To see the Nine Mile point from the western side, take the DLR to Gallions Reach and keep walking past the newly-erupted flats towards the river. If you've ever followed the last section of the Capital Ring you will have done this, and perhaps wondered what godforsaken wasteland you were entering. A few benches overlook the flood barrier by the former gas works, while the riverside follows an increasingly overgrown path behind a towering radar mast. Intermittent laddered steps lead up and over the concrete wall. It is not a spot to linger. But behind the grey railings a sequenced transformation is taking place as a wall of flats erupts to form phase 2 of so-called Royal Albert Wharf. One block is externally complete, its neighbour is getting its balconies added, its neighbour is getting its windows fitted and its neighbour is still a scaffolded brick shell. Once residents are fully on board this riverfront zone will be opened up with textbook boardwalks, mini-playgrounds and prim rows of trees - you know the score - but for now an edge of character remains.

Over on the eastern bank any intention of building flats is many many years away. The last vestiges of West Thamesmead splutter out after a cul-de-sac named Defence Close, beyond which the developers have bequeathed a strip of park hardly anyone uses, beyond which the Thames Path continues alone. Inland are high fences shielding a vast brownfield site despoiled in the days when the Plumstead Marshes were for explosive use. The riverbank by contrast is wooded and occasionally open, should you fancy picking your way through long grass and thick brambles. At one point Greenwich council have provided the most vandalproof bench they could think of, a solid concrete slab, and here the foreshore has been littered with dozens of discarded bottles and cans. Just offshore is the very spot where in 1878 the paddle steamer SS Princess Alice collided with a coal ship and sank, flinging over 600 passengers into sewage-churned waters. It remains Britain's deadliest inshore shipwreck, an unimaginable end to a jolly day out, commemorated by a now-illegible information panel beside the navigation light at Tripcock Ness. Should you choose to proceed further, the next escape point is almost one mile distant.
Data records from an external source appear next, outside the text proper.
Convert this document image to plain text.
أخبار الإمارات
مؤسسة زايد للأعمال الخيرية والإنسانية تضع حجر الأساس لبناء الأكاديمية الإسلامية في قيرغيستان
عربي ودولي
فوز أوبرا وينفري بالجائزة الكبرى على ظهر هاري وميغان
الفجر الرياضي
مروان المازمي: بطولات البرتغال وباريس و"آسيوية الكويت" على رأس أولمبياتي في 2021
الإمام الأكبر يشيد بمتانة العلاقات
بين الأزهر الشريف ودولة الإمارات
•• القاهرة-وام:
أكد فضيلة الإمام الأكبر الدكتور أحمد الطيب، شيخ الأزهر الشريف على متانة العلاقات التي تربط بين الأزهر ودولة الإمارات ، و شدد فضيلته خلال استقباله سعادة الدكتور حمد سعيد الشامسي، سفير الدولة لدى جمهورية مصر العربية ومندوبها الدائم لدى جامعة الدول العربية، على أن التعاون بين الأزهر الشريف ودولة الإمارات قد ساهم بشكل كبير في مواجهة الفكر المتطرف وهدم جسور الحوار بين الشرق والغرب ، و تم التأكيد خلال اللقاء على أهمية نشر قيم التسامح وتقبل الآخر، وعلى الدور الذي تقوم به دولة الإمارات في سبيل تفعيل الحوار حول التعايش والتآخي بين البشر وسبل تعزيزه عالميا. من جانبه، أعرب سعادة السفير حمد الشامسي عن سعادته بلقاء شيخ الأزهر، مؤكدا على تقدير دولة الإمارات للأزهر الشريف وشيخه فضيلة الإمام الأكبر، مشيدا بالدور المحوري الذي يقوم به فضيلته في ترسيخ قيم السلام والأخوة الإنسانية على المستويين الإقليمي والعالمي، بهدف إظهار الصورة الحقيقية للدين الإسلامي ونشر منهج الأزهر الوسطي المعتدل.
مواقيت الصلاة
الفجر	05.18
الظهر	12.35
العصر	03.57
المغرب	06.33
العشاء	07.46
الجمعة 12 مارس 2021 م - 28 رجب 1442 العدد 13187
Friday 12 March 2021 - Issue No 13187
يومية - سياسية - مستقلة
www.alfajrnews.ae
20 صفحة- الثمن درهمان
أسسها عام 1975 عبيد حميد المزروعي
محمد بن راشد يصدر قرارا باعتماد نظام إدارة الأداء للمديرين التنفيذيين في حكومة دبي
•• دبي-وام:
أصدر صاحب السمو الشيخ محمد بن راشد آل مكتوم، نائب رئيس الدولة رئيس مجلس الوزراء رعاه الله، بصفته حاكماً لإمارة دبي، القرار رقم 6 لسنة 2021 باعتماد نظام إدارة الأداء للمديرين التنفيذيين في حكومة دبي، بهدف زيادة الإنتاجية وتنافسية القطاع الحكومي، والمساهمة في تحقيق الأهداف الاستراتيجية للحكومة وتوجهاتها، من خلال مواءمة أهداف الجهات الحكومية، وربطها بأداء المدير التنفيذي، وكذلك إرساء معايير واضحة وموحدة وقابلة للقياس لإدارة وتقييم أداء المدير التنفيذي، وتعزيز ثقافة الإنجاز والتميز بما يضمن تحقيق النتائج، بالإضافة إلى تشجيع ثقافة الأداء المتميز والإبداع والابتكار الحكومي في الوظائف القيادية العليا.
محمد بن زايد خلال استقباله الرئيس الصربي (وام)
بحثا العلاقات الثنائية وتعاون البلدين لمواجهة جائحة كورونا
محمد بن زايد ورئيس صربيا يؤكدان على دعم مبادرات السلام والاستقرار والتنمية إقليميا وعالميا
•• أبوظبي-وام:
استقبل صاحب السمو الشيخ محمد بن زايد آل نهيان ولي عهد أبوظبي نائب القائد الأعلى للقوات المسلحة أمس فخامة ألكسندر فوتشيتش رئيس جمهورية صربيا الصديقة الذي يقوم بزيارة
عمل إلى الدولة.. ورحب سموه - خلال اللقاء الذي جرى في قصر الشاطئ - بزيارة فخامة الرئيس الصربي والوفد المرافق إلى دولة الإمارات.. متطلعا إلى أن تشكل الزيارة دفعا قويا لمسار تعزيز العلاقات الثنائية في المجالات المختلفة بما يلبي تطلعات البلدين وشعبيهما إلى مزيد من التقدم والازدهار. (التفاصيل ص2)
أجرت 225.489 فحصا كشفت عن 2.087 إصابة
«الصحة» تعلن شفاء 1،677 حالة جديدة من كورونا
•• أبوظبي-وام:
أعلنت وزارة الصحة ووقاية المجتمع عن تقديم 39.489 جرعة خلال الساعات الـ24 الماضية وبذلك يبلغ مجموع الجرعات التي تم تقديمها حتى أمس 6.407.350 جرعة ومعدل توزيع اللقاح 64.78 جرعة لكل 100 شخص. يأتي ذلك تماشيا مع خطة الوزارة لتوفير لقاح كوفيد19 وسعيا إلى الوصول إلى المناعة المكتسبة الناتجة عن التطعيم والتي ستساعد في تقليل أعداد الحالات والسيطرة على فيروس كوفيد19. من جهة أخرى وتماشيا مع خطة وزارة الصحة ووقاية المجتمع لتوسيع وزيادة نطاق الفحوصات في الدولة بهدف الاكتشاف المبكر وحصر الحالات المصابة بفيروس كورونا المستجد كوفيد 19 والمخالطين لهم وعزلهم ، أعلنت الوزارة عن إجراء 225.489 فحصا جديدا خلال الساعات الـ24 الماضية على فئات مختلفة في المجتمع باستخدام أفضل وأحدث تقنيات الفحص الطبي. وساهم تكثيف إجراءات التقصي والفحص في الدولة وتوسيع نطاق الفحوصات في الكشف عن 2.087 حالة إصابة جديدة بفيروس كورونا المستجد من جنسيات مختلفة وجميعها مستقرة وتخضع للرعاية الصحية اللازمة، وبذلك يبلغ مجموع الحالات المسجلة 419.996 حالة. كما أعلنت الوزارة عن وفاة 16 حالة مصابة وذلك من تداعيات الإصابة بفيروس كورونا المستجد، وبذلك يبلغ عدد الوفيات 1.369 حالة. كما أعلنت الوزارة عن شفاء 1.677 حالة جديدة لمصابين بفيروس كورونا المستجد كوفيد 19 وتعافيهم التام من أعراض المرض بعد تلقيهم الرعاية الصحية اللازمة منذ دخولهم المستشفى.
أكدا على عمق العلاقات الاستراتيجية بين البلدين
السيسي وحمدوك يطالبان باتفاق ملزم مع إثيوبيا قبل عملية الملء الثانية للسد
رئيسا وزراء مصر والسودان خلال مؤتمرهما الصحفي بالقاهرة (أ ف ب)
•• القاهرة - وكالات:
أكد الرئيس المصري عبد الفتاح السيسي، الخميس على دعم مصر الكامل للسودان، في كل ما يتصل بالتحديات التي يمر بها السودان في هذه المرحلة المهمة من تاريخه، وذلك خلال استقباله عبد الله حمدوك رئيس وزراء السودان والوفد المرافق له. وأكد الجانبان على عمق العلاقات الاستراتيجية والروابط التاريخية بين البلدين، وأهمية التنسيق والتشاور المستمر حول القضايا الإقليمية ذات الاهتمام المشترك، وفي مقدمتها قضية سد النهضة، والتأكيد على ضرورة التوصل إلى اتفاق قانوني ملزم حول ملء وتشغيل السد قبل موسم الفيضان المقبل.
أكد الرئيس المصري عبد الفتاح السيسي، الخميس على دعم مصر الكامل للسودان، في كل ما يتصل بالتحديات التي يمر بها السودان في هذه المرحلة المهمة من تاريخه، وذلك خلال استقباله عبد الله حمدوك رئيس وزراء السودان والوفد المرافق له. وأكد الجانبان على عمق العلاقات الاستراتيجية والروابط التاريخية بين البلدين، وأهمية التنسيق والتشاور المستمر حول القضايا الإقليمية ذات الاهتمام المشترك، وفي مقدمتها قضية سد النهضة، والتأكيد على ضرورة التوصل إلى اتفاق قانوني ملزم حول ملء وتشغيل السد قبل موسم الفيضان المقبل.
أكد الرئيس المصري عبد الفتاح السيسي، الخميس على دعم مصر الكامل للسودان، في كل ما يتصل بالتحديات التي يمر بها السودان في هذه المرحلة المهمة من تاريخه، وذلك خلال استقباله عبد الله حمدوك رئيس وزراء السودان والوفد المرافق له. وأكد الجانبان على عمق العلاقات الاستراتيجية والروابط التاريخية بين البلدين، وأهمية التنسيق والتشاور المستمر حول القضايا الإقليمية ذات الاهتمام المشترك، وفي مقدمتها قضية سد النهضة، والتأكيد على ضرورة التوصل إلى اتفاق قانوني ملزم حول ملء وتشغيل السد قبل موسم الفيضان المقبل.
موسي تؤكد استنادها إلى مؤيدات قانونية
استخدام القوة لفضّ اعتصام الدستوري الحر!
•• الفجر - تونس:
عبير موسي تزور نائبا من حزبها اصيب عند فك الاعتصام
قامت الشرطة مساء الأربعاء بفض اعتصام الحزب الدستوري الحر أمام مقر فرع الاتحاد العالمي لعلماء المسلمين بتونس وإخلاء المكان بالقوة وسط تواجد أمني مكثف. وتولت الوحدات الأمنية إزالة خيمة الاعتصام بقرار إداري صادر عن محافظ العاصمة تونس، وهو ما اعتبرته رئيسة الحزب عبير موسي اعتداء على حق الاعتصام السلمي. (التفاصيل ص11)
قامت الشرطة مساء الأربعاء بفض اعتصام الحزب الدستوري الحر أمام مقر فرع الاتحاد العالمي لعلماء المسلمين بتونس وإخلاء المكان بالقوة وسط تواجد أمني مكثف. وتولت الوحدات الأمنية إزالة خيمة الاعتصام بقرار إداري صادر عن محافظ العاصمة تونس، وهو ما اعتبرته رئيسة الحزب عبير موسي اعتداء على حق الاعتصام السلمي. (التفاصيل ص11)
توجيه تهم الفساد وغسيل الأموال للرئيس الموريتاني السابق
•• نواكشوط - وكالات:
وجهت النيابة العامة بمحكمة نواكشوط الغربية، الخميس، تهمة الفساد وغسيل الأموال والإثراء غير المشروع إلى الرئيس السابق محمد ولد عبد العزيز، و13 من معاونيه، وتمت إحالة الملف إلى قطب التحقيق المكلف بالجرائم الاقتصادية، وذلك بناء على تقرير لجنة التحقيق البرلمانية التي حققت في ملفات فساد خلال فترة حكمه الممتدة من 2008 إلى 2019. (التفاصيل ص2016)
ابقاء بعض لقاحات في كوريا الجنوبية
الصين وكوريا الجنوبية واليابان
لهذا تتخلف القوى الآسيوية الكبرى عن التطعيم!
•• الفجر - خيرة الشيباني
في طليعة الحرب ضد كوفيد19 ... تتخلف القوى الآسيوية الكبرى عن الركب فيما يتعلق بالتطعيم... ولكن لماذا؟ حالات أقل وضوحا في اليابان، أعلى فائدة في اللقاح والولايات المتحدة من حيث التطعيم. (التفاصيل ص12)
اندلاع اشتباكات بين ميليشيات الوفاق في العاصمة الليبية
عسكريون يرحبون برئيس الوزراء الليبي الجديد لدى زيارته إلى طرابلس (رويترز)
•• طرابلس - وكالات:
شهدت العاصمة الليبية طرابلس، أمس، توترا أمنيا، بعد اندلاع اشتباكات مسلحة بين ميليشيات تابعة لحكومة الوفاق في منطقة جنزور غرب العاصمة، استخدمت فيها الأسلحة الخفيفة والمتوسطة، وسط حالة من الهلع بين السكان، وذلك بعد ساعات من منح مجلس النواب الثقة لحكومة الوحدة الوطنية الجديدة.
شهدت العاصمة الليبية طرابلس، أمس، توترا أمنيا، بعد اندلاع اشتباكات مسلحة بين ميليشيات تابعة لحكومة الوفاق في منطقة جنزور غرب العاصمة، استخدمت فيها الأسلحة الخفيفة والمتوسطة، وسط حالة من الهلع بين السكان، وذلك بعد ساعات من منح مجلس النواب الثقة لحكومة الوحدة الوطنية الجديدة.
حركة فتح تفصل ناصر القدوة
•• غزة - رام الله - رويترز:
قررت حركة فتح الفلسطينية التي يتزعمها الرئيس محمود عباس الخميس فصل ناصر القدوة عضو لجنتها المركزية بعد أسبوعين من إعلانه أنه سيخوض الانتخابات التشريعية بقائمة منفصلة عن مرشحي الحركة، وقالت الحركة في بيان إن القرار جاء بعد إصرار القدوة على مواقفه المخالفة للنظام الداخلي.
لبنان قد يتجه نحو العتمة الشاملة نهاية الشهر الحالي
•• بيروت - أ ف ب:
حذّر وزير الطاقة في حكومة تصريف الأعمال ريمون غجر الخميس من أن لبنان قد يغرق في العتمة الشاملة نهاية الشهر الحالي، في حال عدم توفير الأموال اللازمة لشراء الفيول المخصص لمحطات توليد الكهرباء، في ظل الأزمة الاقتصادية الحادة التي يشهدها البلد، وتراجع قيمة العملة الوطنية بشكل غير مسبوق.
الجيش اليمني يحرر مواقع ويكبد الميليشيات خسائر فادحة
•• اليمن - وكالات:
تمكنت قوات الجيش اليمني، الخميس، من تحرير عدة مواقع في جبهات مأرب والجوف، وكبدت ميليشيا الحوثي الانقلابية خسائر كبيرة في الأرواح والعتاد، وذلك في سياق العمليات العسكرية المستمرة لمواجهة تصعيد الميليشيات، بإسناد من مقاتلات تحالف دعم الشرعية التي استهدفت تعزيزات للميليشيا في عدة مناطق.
TEN MILES EAST: Morrisons, Thamesmead SE28
(in the car park, front right)

I love the fact that travelling ten miles east from Trafalgar Square brings you to the beating heart of Thamesmead, specifically its shopping centre, specifically the car park outside Morrisons. This isn't the original shopping centre, the peculiar huddle round the clocktower with its waterside piazza and umpteen ducks, but the larger retail park that's evolved out back. The first supermarket to move in was Safeway, in the giant store now occupied by Morrisons, but Thamesmead's shoppers now also have the option of an Iceland and, once they've finished completely rebuilding it, an Aldi. At the weekend this is a place of pilgrimage for thousands, streaming in with their reusable bags, plus partners, children, flatsharers or mates in tow. You can even get your hair cut in a modified shipping container plonked outside.

The precise spot in the car park is a couple of lanes to the right of the main entrance, immediately before the trolley store. Here I watched one couple return semi-laden, already eating one of their snackier purchases, before climbing into their Lexus and driving away. A replacement family arrived shortly afterwards, looking very much like they'd be filling a cheaper trolley, and faffed a bit before heading shopwards. A lifesize cutout of a policeman welcomes shoppers venturing inside Morrisons' hallowed portal, and beyond that at this time of year is a Christmas tree with baubles saying Let It Snow. A rack of newspapers and flavoured Tic Tacs still has prominence, along with a wall of chocolate selection boxes on special offer. And when you're done, perhaps throw in a trip to Poundland, a browse in Peacocks and lunch from KFC to make a day of it.